Annie : "ce Folman ne se préoccupe que de
son problème, il se fiche de ce que les Phalangistes avaient perpétré ces
massacres en représailles à l’assassinat, la veille, du président élu. Il n’a
pas connu l’ambiance de rage qui prévalait chez la plupart des Libanais.".
Samir, l’ancien de notre immeuble, le sage,
commente : "ça serait à nous de le faire. Ca, c’est notre travail de
deuil, mais c’est inimaginable par les temps qui courent.
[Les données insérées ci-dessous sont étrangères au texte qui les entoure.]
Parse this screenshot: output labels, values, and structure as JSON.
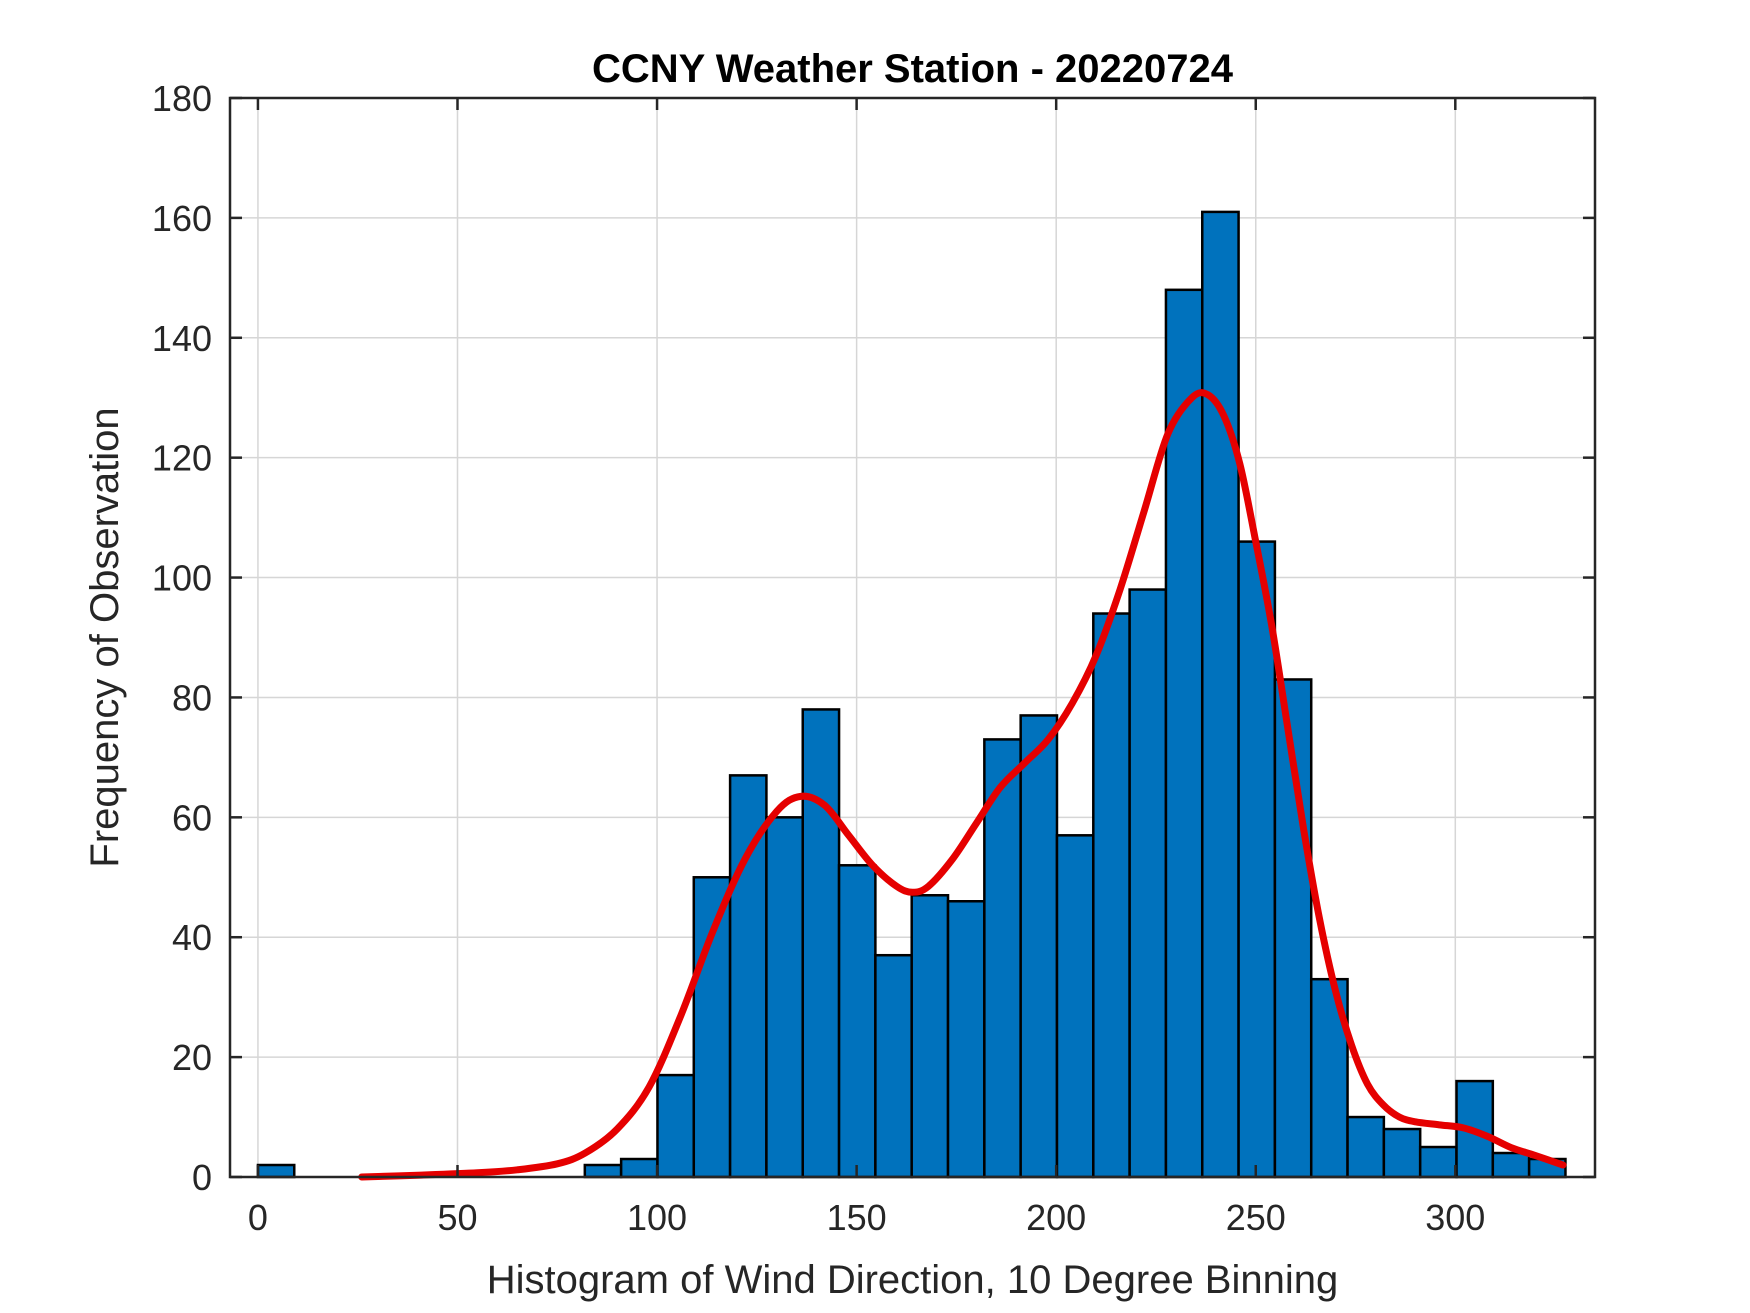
{
  "chart_data": {
    "type": "bar",
    "title": "CCNY Weather Station - 20220724",
    "xlabel": "Histogram of Wind Direction, 10 Degree Binning",
    "ylabel": "Frequency of Observation",
    "xlim": [
      -7,
      335
    ],
    "ylim": [
      0,
      180
    ],
    "xticks": [
      0,
      50,
      100,
      150,
      200,
      250,
      300
    ],
    "yticks": [
      0,
      20,
      40,
      60,
      80,
      100,
      120,
      140,
      160,
      180
    ],
    "grid": true,
    "bin_width": 9.1,
    "bins": [
      {
        "start": 0,
        "value": 2
      },
      {
        "start": 81.9,
        "value": 2
      },
      {
        "start": 91.0,
        "value": 3
      },
      {
        "start": 100.1,
        "value": 17
      },
      {
        "start": 109.2,
        "value": 50
      },
      {
        "start": 118.3,
        "value": 67
      },
      {
        "start": 127.4,
        "value": 60
      },
      {
        "start": 136.5,
        "value": 78
      },
      {
        "start": 145.6,
        "value": 52
      },
      {
        "start": 154.7,
        "value": 37
      },
      {
        "start": 163.8,
        "value": 47
      },
      {
        "start": 172.9,
        "value": 46
      },
      {
        "start": 182.0,
        "value": 73
      },
      {
        "start": 191.1,
        "value": 77
      },
      {
        "start": 200.2,
        "value": 57
      },
      {
        "start": 209.3,
        "value": 94
      },
      {
        "start": 218.4,
        "value": 98
      },
      {
        "start": 227.5,
        "value": 148
      },
      {
        "start": 236.6,
        "value": 161
      },
      {
        "start": 245.7,
        "value": 106
      },
      {
        "start": 254.8,
        "value": 83
      },
      {
        "start": 263.9,
        "value": 33
      },
      {
        "start": 273.0,
        "value": 10
      },
      {
        "start": 282.1,
        "value": 8
      },
      {
        "start": 291.2,
        "value": 5
      },
      {
        "start": 300.3,
        "value": 16
      },
      {
        "start": 309.4,
        "value": 4
      },
      {
        "start": 318.5,
        "value": 3
      }
    ],
    "fit_curve": {
      "name": "density fit",
      "x": [
        26,
        40,
        55,
        65,
        75,
        82,
        90,
        98,
        106,
        114,
        122,
        130,
        136,
        142,
        148,
        154,
        160,
        164,
        168,
        174,
        180,
        186,
        192,
        198,
        204,
        210,
        216,
        222,
        228,
        234,
        238,
        242,
        246,
        250,
        254,
        258,
        262,
        266,
        270,
        274,
        278,
        282,
        286,
        290,
        296,
        302,
        308,
        314,
        320,
        327
      ],
      "y": [
        0,
        0.3,
        0.7,
        1.2,
        2.2,
        4,
        8,
        15,
        27,
        41,
        53,
        61,
        63.5,
        62,
        57,
        52,
        48.5,
        47.5,
        48.5,
        53,
        59,
        65,
        69,
        73,
        79,
        87,
        98,
        111,
        124,
        130,
        130.5,
        127,
        119,
        106,
        92,
        75,
        58,
        43,
        31,
        22,
        15.5,
        12,
        10,
        9.2,
        8.7,
        8.2,
        6.8,
        4.9,
        3.6,
        2
      ]
    },
    "colors": {
      "bar_fill": "#0072bd",
      "fit_line": "#e50000"
    }
  }
}
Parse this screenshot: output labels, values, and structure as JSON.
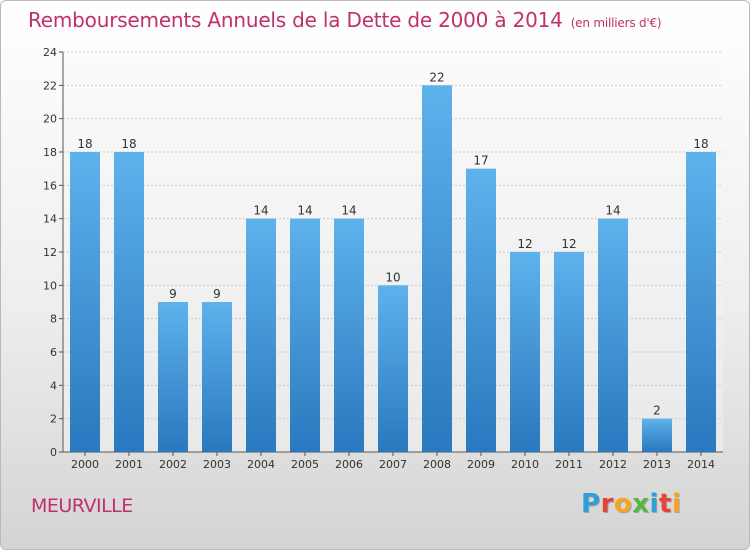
{
  "header": {
    "title": "Remboursements Annuels de la Dette de 2000 à 2014",
    "unit": "(en milliers d'€)"
  },
  "footer": {
    "commune": "MEURVILLE",
    "logo_letters": [
      "P",
      "r",
      "o",
      "x",
      "i",
      "t",
      "i"
    ],
    "logo_colors": [
      "#2f9fd8",
      "#e8433b",
      "#f6a623",
      "#5bb544",
      "#2f9fd8",
      "#e8433b",
      "#f6a623"
    ]
  },
  "chart_data": {
    "type": "bar",
    "categories": [
      "2000",
      "2001",
      "2002",
      "2003",
      "2004",
      "2005",
      "2006",
      "2007",
      "2008",
      "2009",
      "2010",
      "2011",
      "2012",
      "2013",
      "2014"
    ],
    "values": [
      18,
      18,
      9,
      9,
      14,
      14,
      14,
      10,
      22,
      17,
      12,
      12,
      14,
      2,
      18
    ],
    "ylim": [
      0,
      24
    ],
    "yticks": [
      0,
      2,
      4,
      6,
      8,
      10,
      12,
      14,
      16,
      18,
      20,
      22,
      24
    ],
    "grid": true,
    "bar_color": "#4a9fdd",
    "bar_color_dark": "#2d7cc2"
  }
}
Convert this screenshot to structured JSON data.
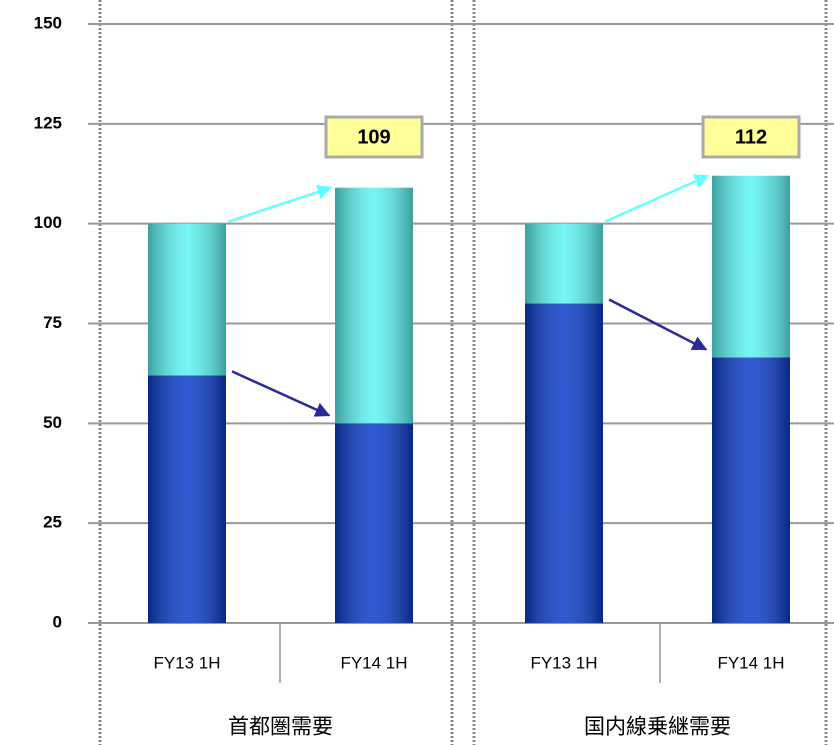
{
  "chart_data": {
    "type": "stacked_bar",
    "categories": [
      "FY13 1H",
      "FY14 1H",
      "FY13 1H",
      "FY14 1H"
    ],
    "groups": [
      "首都圏需要",
      "国内線乗継需要"
    ],
    "series": [
      {
        "color": "#0a3cc8",
        "values": [
          62,
          50,
          80,
          66.5
        ]
      },
      {
        "color": "#5ef4f4",
        "values": [
          38,
          59,
          20,
          45.5
        ]
      }
    ],
    "totals": [
      null,
      109,
      null,
      112
    ],
    "ylim": [
      0,
      150
    ],
    "yticks": [
      0,
      25,
      50,
      75,
      100,
      125,
      150
    ],
    "grid": true
  }
}
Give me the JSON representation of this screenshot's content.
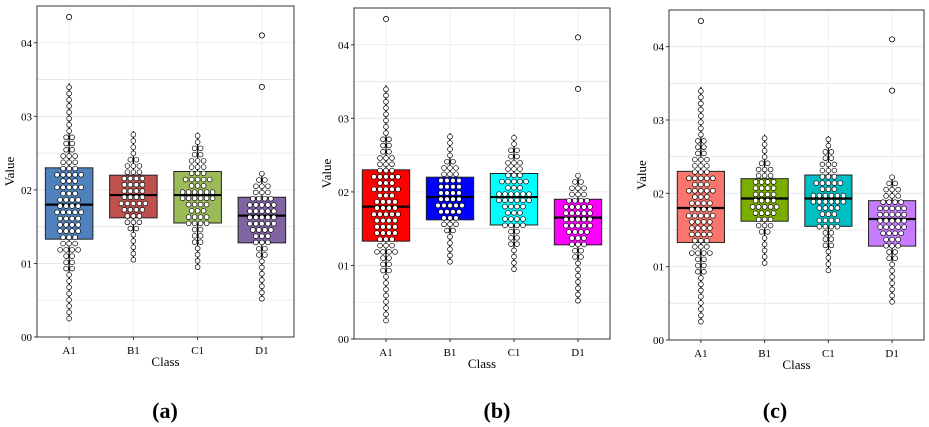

Il faudrait que les
jeunes sachent que Bachir, le président, c’était notre espoir d’autre chose, de
la paix, par exemple. Bachir, certains l’appelaient le Kennedy libanais.".
"La réalité actuelle, c’est qu’hier on a
inauguré notre ambassade à Damas. Les Syriens tuent nos présidents, nos
premiers ministres, nos journalistes et nos politiciens, et maintenant ils nous
ouvrent une ambassade", constate Vadim amer.
"Pour que nous continuions à danser avec Bachir…
Al-Assad", fait Annie, qui se lève et entame trois pas de valse avec le
dictateur syrien, sous les applaudissements nourris du public de mon immeuble.